Wie würdest du demnach das Arbeitseinkommen eines abhängig Beschäftigten
einordnen? Eigentumstitel oder Forderung?

Wenn er es in Form einer Überweisung auf sein Konto oder in bar ausgezahlt
bekommt, Forderung (unter der Voraussetzung, daß wir wie heute in einem
reinen Kreditgeldsystem leben). Wenn Gold als Zahlungsmittel dient und er
in Gold ausgezahlt bekommt: Eigentum. Wenn er es in Form von Gütern
ausgezahlt bekommt (5 Sack Kartoffeln fürs Helfen bei der Kartoffelernte):
Eigentum.

Unterscheidungskriterien:

Eigentumsrechte sind a) Ausschlußrechte gegenüber allen anderen privaten
Wi-Subjekten und gegenüber dem Staat (Ausnahme: Besteuerung), b) nominal
variable Vermögensrechte für den Berechtigten, die dieser in Abhängigkeit
von erwarteten zukünftigen Transaktionsmöglichkeiten ständig neu bewerten
muß; und b) gesamtwirtschaftlich gesehen Nettovermögen.
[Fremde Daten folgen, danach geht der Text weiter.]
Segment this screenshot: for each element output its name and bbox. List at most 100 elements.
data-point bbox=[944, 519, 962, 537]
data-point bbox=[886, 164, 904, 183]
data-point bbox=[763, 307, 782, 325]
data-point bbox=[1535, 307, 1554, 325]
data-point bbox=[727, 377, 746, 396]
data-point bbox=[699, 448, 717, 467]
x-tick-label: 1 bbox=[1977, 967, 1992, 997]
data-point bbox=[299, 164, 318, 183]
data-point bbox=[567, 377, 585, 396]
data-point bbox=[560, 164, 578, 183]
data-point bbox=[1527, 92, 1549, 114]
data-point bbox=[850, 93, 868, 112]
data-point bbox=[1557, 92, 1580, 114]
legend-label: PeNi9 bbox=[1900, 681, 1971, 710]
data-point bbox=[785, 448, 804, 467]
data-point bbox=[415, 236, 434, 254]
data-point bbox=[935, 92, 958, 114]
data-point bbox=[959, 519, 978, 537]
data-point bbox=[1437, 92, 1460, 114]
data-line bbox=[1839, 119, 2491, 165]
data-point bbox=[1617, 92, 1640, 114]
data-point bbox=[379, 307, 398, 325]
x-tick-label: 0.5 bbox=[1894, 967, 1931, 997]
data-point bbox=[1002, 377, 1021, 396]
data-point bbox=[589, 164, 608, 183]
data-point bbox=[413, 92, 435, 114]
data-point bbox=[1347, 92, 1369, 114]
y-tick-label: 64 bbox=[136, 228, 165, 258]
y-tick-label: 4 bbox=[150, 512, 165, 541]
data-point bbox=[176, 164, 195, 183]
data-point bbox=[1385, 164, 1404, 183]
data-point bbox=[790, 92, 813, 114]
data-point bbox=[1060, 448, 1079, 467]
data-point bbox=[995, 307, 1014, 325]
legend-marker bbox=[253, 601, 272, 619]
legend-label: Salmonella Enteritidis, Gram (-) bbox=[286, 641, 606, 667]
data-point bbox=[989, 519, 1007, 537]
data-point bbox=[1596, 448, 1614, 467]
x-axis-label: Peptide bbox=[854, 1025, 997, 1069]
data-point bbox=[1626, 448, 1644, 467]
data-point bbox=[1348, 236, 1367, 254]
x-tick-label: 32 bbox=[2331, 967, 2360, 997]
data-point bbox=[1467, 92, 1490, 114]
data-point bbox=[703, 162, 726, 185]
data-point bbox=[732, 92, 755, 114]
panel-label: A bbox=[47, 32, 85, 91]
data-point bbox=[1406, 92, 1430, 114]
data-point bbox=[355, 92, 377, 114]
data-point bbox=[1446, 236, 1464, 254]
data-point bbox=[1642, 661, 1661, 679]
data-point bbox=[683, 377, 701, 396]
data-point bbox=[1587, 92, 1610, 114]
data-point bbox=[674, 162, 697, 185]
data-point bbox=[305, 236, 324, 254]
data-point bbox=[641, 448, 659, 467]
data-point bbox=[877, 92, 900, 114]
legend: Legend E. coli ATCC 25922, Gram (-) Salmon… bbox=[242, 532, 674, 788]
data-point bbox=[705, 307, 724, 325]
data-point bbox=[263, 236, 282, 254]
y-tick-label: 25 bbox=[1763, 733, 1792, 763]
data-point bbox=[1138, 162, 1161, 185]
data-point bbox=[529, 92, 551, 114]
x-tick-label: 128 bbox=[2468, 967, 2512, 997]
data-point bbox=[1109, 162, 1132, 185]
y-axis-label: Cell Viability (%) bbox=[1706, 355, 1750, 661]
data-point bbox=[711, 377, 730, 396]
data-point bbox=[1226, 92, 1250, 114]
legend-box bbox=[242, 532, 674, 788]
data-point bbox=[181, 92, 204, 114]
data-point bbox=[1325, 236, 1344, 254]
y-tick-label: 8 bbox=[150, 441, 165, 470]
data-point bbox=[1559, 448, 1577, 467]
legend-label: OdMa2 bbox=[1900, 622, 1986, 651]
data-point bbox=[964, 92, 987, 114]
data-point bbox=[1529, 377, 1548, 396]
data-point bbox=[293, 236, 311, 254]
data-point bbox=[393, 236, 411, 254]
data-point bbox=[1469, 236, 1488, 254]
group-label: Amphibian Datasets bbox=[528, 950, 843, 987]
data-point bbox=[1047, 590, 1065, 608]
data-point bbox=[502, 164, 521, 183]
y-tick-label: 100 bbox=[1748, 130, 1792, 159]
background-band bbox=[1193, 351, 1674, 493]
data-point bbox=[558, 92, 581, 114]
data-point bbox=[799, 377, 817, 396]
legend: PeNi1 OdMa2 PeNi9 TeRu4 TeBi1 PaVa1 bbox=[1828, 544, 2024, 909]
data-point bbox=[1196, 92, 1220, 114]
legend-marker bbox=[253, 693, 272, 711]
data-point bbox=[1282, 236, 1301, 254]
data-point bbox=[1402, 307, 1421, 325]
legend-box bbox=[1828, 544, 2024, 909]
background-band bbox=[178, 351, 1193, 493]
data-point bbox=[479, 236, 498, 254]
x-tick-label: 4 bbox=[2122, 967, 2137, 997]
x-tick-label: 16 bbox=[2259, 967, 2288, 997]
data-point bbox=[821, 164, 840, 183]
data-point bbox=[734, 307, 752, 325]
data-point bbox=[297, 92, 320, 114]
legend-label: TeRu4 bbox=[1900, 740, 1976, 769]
Forderungen sind a) Ansprüche gegenüber einer anderen Rechtsperson, also
ein soziales Verhältnis, b) nominal fixierte Vermögensrechte für den
Berechtigten, die zum Zeitpunkt der Fälligkeit auf einen Fixbetrag lauten
(und vorher nur mit einem Abschlag zu verkaufen sind), und b)
gesamtwirtschaftlich gesehen Nullvermögen.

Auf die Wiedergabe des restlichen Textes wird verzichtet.